Perfect. A chance to put feet up on the desk, sit back with a coffee and enjoy the weather. But no! There are stirrings of activity, the barn is being given a spring clean after weeks of school visits. Out goes the serious stuff; the educational displays are on their way to the storeroom until the autumn and we are decorating the barn with bright colours, because we are getting ready for lots of summer fun down here.

It all starts next week with family events and holiday clubs. If you want to prise your children away from their game consoles and computers and the inevitable day time television then this is the place to come. We are running holiday clubs twice a week for those who enjoy being out in the woods and down on the beach. For those who love the idea of fire lighting, shelter building, camouflage, tracking and trailing, pond dipping, rock pooling and hot chocolate round a camp fire the Seven Sisters (and Friston Forest) is waiting for you.

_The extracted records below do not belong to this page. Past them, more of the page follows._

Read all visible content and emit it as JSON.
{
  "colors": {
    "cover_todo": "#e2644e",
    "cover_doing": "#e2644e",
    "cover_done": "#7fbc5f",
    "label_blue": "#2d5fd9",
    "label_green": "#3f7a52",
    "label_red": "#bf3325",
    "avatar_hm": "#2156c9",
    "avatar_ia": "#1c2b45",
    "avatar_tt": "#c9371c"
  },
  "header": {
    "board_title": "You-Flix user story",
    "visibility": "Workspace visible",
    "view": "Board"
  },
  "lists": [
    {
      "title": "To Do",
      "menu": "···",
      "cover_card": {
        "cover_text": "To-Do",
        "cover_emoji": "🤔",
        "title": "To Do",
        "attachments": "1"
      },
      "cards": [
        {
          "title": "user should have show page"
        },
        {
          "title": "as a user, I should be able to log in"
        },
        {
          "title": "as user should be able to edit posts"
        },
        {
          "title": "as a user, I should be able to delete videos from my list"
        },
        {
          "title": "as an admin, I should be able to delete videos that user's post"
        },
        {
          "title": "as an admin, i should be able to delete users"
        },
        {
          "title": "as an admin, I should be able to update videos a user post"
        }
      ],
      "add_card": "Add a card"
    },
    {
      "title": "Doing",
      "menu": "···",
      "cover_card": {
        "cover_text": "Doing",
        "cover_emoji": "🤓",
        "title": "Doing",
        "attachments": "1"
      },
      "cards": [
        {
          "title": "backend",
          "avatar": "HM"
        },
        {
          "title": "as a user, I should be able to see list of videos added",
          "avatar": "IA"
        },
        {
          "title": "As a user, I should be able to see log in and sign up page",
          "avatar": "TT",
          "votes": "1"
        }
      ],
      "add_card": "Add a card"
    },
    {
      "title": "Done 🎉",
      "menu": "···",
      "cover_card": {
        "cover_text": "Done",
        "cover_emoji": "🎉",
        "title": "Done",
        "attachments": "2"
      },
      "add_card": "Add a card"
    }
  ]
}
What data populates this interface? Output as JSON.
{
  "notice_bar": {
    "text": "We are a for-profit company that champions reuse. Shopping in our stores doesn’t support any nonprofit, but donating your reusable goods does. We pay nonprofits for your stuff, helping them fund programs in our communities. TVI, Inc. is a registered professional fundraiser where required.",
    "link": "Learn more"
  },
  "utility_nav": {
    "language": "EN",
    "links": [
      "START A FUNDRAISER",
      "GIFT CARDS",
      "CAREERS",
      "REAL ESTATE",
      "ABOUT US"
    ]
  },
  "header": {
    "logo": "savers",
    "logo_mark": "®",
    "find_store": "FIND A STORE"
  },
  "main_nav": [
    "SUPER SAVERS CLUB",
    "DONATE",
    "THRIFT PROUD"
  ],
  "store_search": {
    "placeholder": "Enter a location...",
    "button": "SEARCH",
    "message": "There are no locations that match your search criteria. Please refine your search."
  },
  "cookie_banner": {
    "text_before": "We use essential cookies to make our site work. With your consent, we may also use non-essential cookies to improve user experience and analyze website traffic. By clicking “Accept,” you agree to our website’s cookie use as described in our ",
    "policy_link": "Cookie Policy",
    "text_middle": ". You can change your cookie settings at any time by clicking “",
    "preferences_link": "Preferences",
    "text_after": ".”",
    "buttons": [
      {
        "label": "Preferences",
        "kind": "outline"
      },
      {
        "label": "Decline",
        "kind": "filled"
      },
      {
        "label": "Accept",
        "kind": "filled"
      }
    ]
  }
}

We are celebrating summer with a drop in arts and crafts session in the barn for the whole family with things to make, lots of paint, glue, glitter, scissors, and clay and if the weather is good there is a Dragonfly Trail down to the pond and the chance to dip the cool green waters to see what lives in its murky depths.

Have you ever been rock pooling and not been sure what you have found? Then join us for a walk down to the spectacular coastline here and search amongst the seaweed for sea anemones, clinging limpets, tiny topshells, and feisty crabs and find out more about the amazing world that exists on the shore as the tide goes out.

So let’s get on with cleaning the barn and putting up the summer bunting!